TJX and its retail companies collected too much information, held it too long and used inadequate encryption technology to protect it, the Privacy Commissioner of Canada said in a report published Tuesday.
The report highlights how intruders breached the computer system at TJX Companies Inc., the U.S.-based owner of Winners and HomeSense stores, accessing personal information of approximately more than 45 million individuals. Privacy Commissioner of Canada Jennifer Stoddart worked with Frank Work, Information and Privacy Commissioner of Alberta, on the report.
Although TJX and its companies had some security technology in place, Work noted that it was based on security measures put in place relied on weak encryption technology, in particular wireless equivalent privacy, or WEP. The commissioners said the company was too slow to migrate to Wi-Fi protected access (WPA), which might have prevented hackers from getting the data through its wireless network. Stoddart, however, suggested that better encryption was not necessarily the answer.

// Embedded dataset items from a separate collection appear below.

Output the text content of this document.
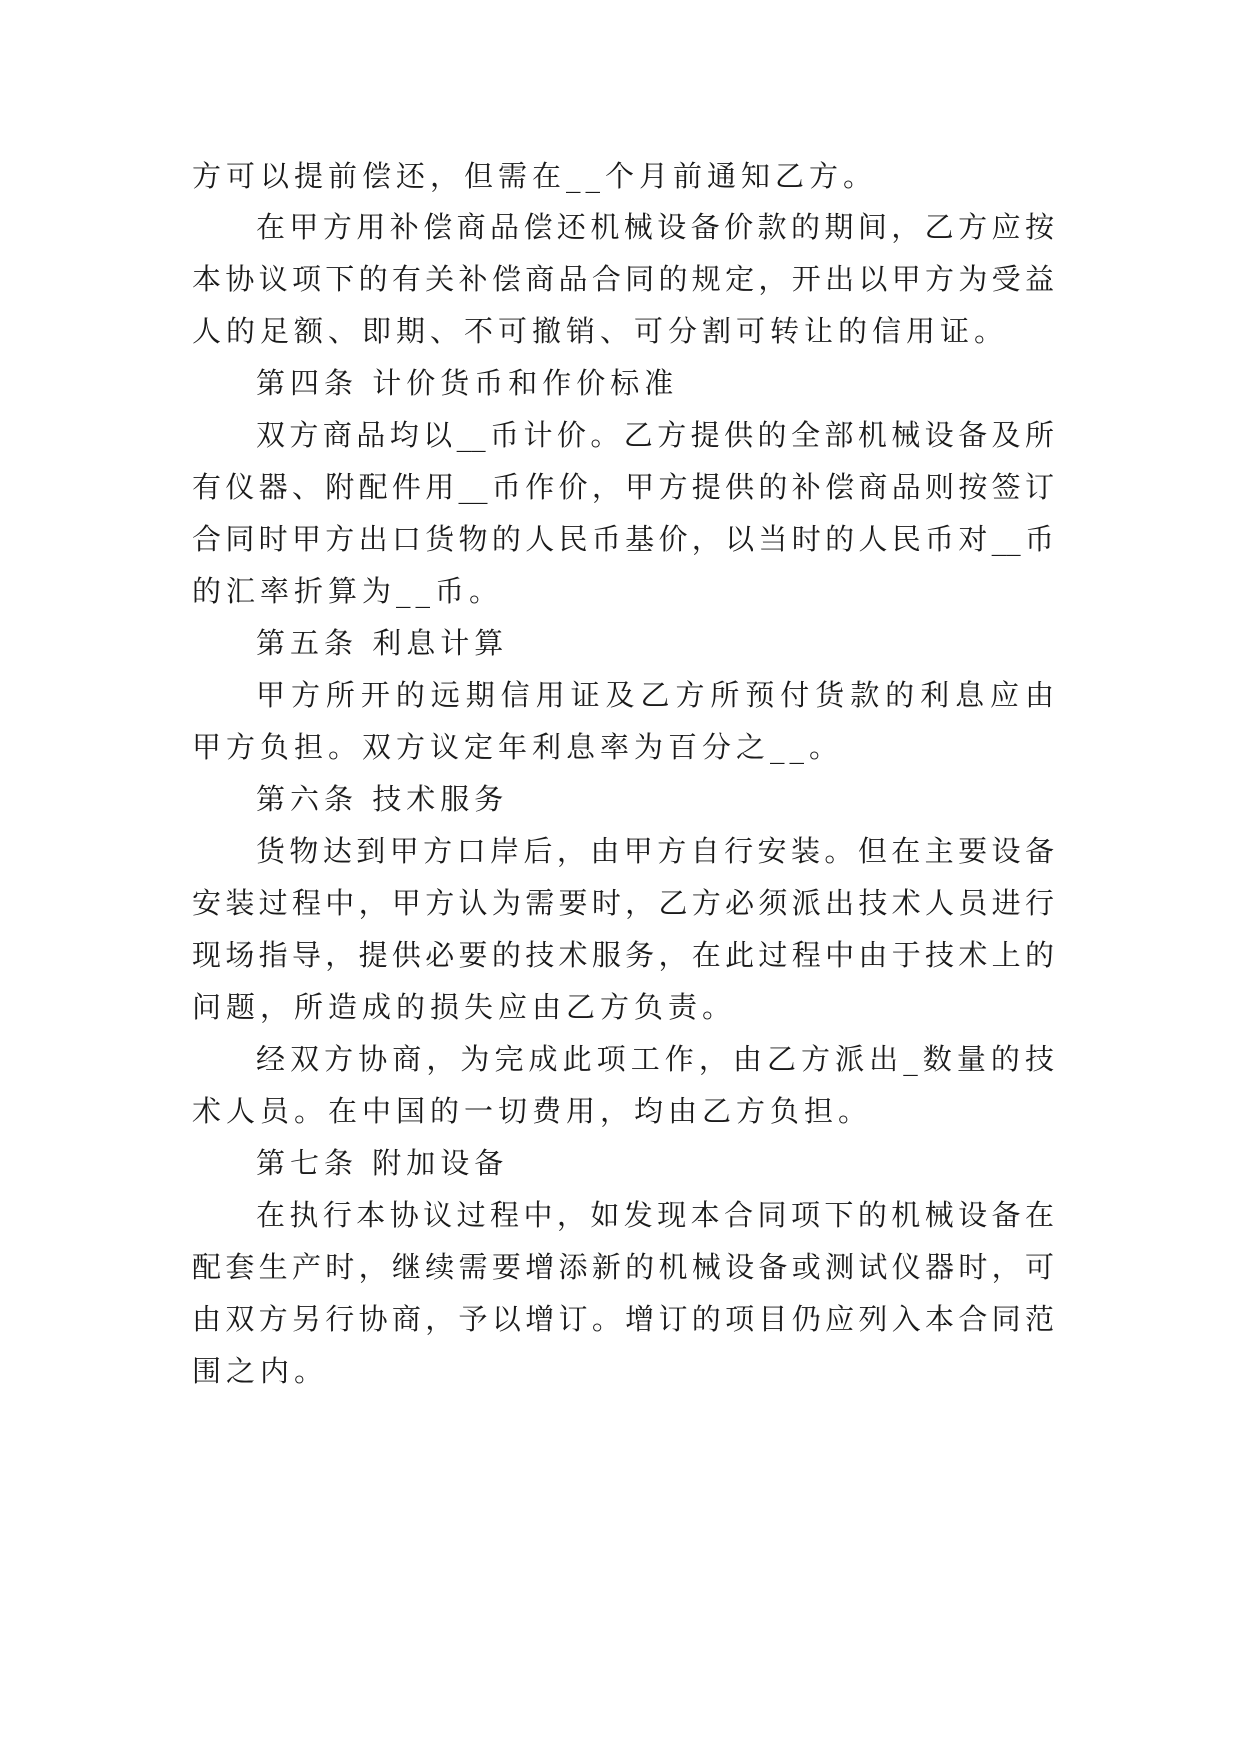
方可以提前偿还，但需在__个月前通知乙方。
在甲方用补偿商品偿还机械设备价款的期间，乙方应按
本协议项下的有关补偿商品合同的规定，开出以甲方为受益
人的足额、即期、不可撤销、可分割可转让的信用证。
第四条 计价货币和作价标准
双方商品均以__币计价。乙方提供的全部机械设备及所
有仪器、附配件用__币作价，甲方提供的补偿商品则按签订
合同时甲方出口货物的人民币基价，以当时的人民币对__币
的汇率折算为__币。
第五条 利息计算
甲方所开的远期信用证及乙方所预付货款的利息应由
甲方负担。双方议定年利息率为百分之__。
第六条 技术服务
货物达到甲方口岸后，由甲方自行安装。但在主要设备
安装过程中，甲方认为需要时，乙方必须派出技术人员进行
现场指导，提供必要的技术服务，在此过程中由于技术上的
问题，所造成的损失应由乙方负责。
经双方协商，为完成此项工作，由乙方派出_数量的技
术人员。在中国的一切费用，均由乙方负担。
第七条 附加设备
在执行本协议过程中，如发现本合同项下的机械设备在
配套生产时，继续需要增添新的机械设备或测试仪器时，可
由双方另行协商，予以增订。增订的项目仍应列入本合同范
围之内。
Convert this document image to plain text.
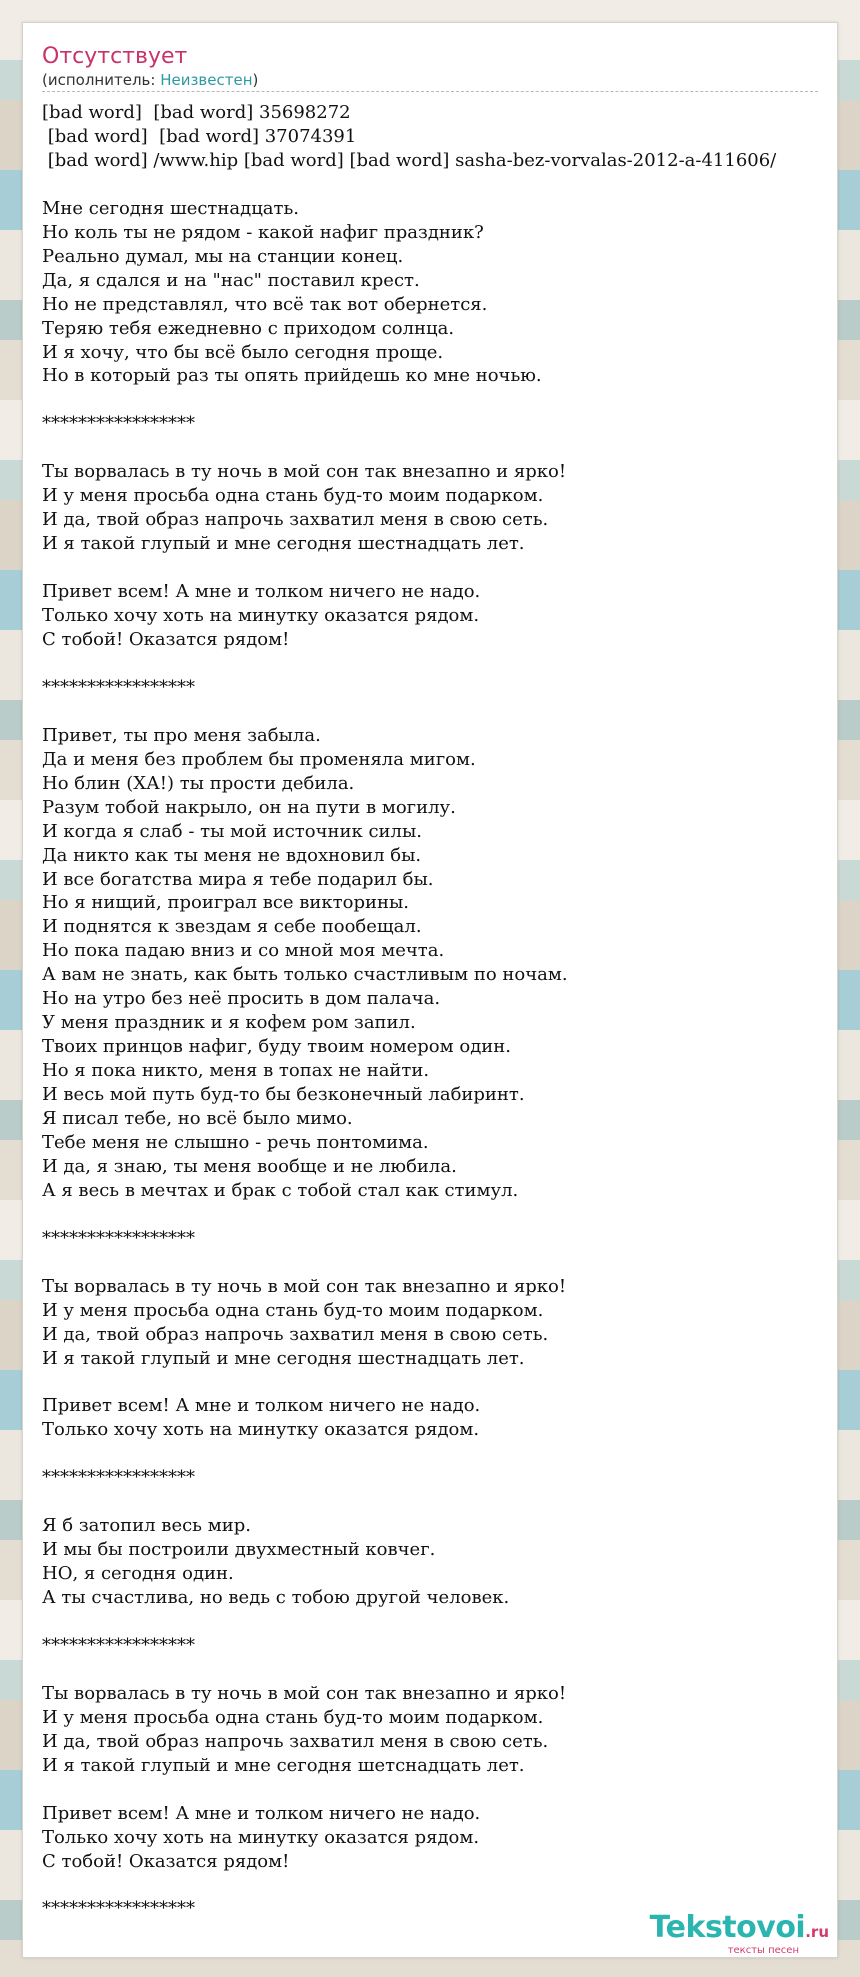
Отсутствует
(исполнитель: Неизвестен)
[bad word]  [bad word] 35698272
[bad word]  [bad word] 37074391
[bad word] /www.hip [bad word] [bad word] sasha-bez-vorvalas-2012-a-411606/

Мне сегодня шестнадцать.
Но коль ты не рядом - какой нафиг праздник?
Реально думал, мы на станции конец.
Да, я сдался и на "нас" поставил крест.
Но не представлял, что всё так вот обернется.
Теряю тебя ежедневно с приходом солнца.
И я хочу, что бы всё было сегодня проще.
Но в который раз ты опять прийдешь ко мне ночью.

*****************

Ты ворвалась в ту ночь в мой сон так внезапно и ярко!
И у меня просьба одна стань буд-то моим подарком.
И да, твой образ напрочь захватил меня в свою сеть.
И я такой глупый и мне сегодня шестнадцать лет.

Привет всем! А мне и толком ничего не надо.
Только хочу хоть на минутку оказатся рядом.
С тобой! Оказатся рядом!

*****************

Привет, ты про меня забыла.
Да и меня без проблем бы променяла мигом.
Но блин (ХА!) ты прости дебила.
Разум тобой накрыло, он на пути в могилу.
И когда я слаб - ты мой источник силы.
Да никто как ты меня не вдохновил бы.
И все богатства мира я тебе подарил бы.
Но я нищий, проиграл все викторины.
И поднятся к звездам я себе пообещал.
Но пока падаю вниз и со мной моя мечта.
А вам не знать, как быть только счастливым по ночам.
Но на утро без неё просить в дом палача.
У меня праздник и я кофем ром запил.
Твоих принцов нафиг, буду твоим номером один.
Но я пока никто, меня в топах не найти.
И весь мой путь буд-то бы безконечный лабиринт.
Я писал тебе, но всё было мимо.
Тебе меня не слышно - речь понтомима.
И да, я знаю, ты меня вообще и не любила.
А я весь в мечтах и брак с тобой стал как стимул.

*****************

Ты ворвалась в ту ночь в мой сон так внезапно и ярко!
И у меня просьба одна стань буд-то моим подарком.
И да, твой образ напрочь захватил меня в свою сеть.
И я такой глупый и мне сегодня шестнадцать лет.

Привет всем! А мне и толком ничего не надо.
Только хочу хоть на минутку оказатся рядом.

*****************

Я б затопил весь мир.
И мы бы построили двухместный ковчег.
НО, я сегодня один.
А ты счастлива, но ведь с тобою другой человек.

*****************

Ты ворвалась в ту ночь в мой сон так внезапно и ярко!
И у меня просьба одна стань буд-то моим подарком.
И да, твой образ напрочь захватил меня в свою сеть.
И я такой глупый и мне сегодня шетснадцать лет.

Привет всем! А мне и толком ничего не надо.
Только хочу хоть на минутку оказатся рядом.
С тобой! Оказатся рядом!

*****************
Tekstovoi.ru
тексты песен
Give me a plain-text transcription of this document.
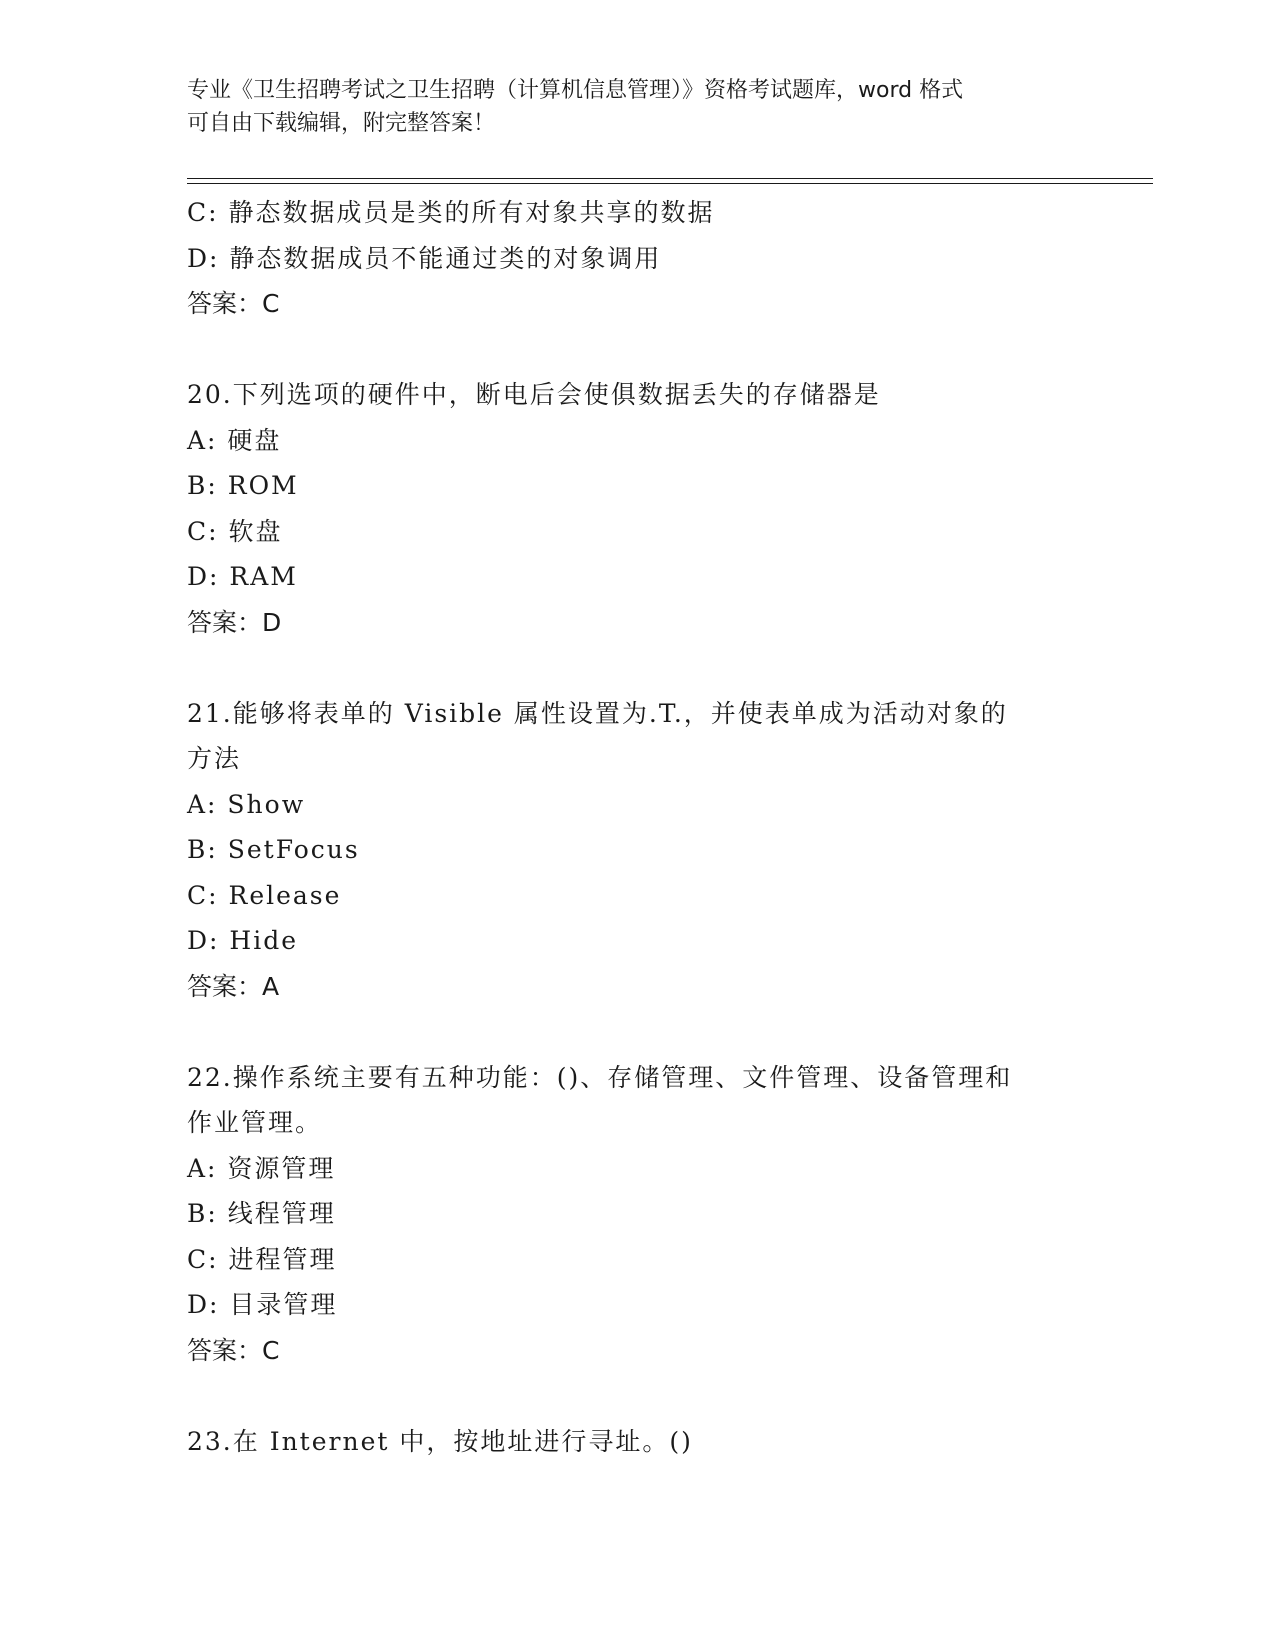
专业《卫生招聘考试之卫生招聘（计算机信息管理）》资格考试题库，word 格式
可自由下载编辑，附完整答案！
C: 静态数据成员是类的所有对象共享的数据
D: 静态数据成员不能通过类的对象调用
答案：C
20.下列选项的硬件中，断电后会使俱数据丢失的存储器是
A: 硬盘
B: ROM
C: 软盘
D: RAM
答案：D
21.能够将表单的 Visible 属性设置为.T.，并使表单成为活动对象的
方法
A: Show
B: SetFocus
C: Release
D: Hide
答案：A
22.操作系统主要有五种功能：()、存储管理、文件管理、设备管理和
作业管理。
A: 资源管理
B: 线程管理
C: 进程管理
D: 目录管理
答案：C
23.在 Internet 中，按地址进行寻址。()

“In my mind, there will never be a complete technological answer to this,” she said. “I think it’s up to us as citizens and consumers to take responsibility.”
The report finds particular fault with TJX companies’ practice of recording drivers’ license numbers as a way of preventing fraudulent returns of products without a receipt. In some cases this information was kept indefinitely, as were customer’s phone numbers, which were sometimes used for marketing purposes.